Right now i’m mixing a new Blegvad/Partridge album with Stu Rowe and then we’ll be mixing a Lighterthief album  which features myself, Jen Olive, Stu and a cast of thousands.New Veda Hille album called Young Sainte Marie, where Veda plays the songs of Neil Young and Buffy Sainte Marie with quite startling reinvention. Pugwash are finishing up a new album which I co-wrote a tune for and …let’s see…. Oh Yeah, hopefully lots of XTC glorious reissues when I can get the label up and running again after its enforced hiatus. It’s a long story.

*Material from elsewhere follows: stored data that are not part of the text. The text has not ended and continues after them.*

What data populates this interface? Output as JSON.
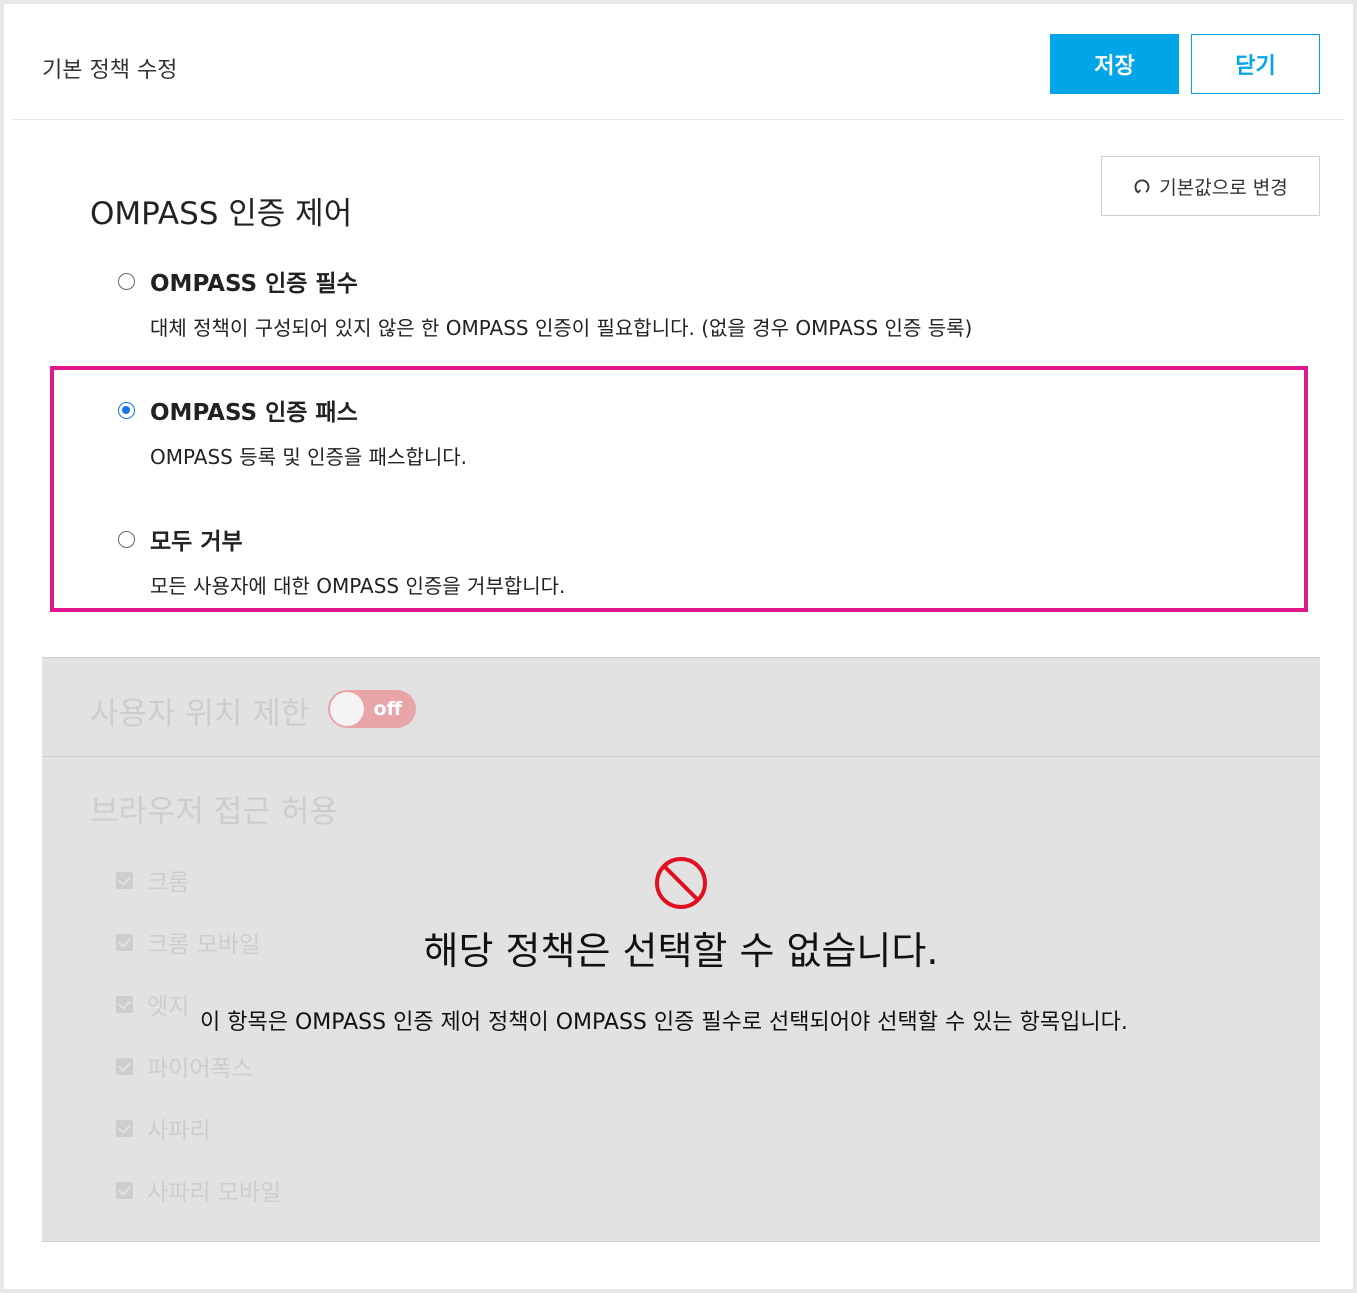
{
  "header": {
    "title": "기본 정책 수정",
    "save_label": "저장",
    "close_label": "닫기"
  },
  "reset_button": {
    "label": "기본값으로 변경",
    "icon": "reset-icon"
  },
  "auth_control": {
    "title": "OMPASS 인증 제어",
    "options": [
      {
        "label": "OMPASS 인증 필수",
        "description": "대체 정책이 구성되어 있지 않은 한 OMPASS 인증이 필요합니다. (없을 경우 OMPASS 인증 등록)",
        "selected": false
      },
      {
        "label": "OMPASS 인증 패스",
        "description": "OMPASS 등록 및 인증을 패스합니다.",
        "selected": true
      },
      {
        "label": "모두 거부",
        "description": "모든 사용자에 대한 OMPASS 인증을 거부합니다.",
        "selected": false
      }
    ],
    "highlight_color": "#e0188c"
  },
  "location_limit": {
    "title": "사용자 위치 제한",
    "toggle_label": "off",
    "enabled": false
  },
  "browser_access": {
    "title": "브라우저 접근 허용",
    "items": [
      {
        "label": "크롬",
        "checked": true
      },
      {
        "label": "크롬 모바일",
        "checked": true
      },
      {
        "label": "엣지",
        "checked": true
      },
      {
        "label": "파이어폭스",
        "checked": true
      },
      {
        "label": "사파리",
        "checked": true
      },
      {
        "label": "사파리 모바일",
        "checked": true
      }
    ]
  },
  "disabled_overlay": {
    "icon": "prohibited-icon",
    "title": "해당 정책은 선택할 수 없습니다.",
    "description": "이 항목은 OMPASS 인증 제어 정책이 OMPASS 인증 필수로 선택되어야 선택할 수 있는 항목입니다."
  },
  "colors": {
    "primary": "#00a6e8",
    "radio_selected": "#1a73e8",
    "prohibited": "#e01020",
    "toggle_off": "#e8a5a8"
  }
}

What I loved about some of your work was the fact that you could take such a foul story like in "The Mayor of Simpleton" and make it sound sweet as honey. I heard recently you say songwriting was like "dry-retching, and you don’t have a lot left" Do you still feel that is true?
AP:  A FOUL STORY! How dare you sir, outside now, with handbags.  It’s just a tale of a bit of a loser than can do something well, like affection for others. The heart is more valued than the head. My story really. I reckon that you probably have a finite number of works in you,be they songs, books, paintings whatever. Then you start to repeat yourself, which you have to be on guard against. This is why I’m having agonies about making another "song" album for myself,I don’t want to repeat you see.

Although you probably meant the Dukes of The Stratosphere to be a one-shot deal, is there any chance you could bring "them" back under a new guise?
AP: There was talk at one time about doing a prequel kind of album. Sort of Merseybeat Dukes (for which I actually wrote the songs,) and of a Glam comeback for them. But some gags are best left told just the once. Twice in the Dukes case. The engine behind a lot of the Dukes thang was Dave’s enthusiasm for the era, which is not around now and how much more can the 60’s be raped?

What projects do you have lined up (if any) for the future? Is a solo album or an opera about Cortez ever going to see the light of day?
AP: Right now rejigging APE and standing back whilst the electrocardiograph is administered is my top priority. Solo album not on the radar at the moment,opera laying dormant,Cortez has wandered off for a tapas.  I may work a little more on my cross dressing western musical (you think I’m kidding don’t you?) and otherwise, one can do anything that one wants, you just have to want it that bad. Damn these hormones.

Thanks for the interview, Andy! It was magical. And I’m sure many of us would just LOVE to hear you rape the sixties again, as it was such a cheeky musical bird (era).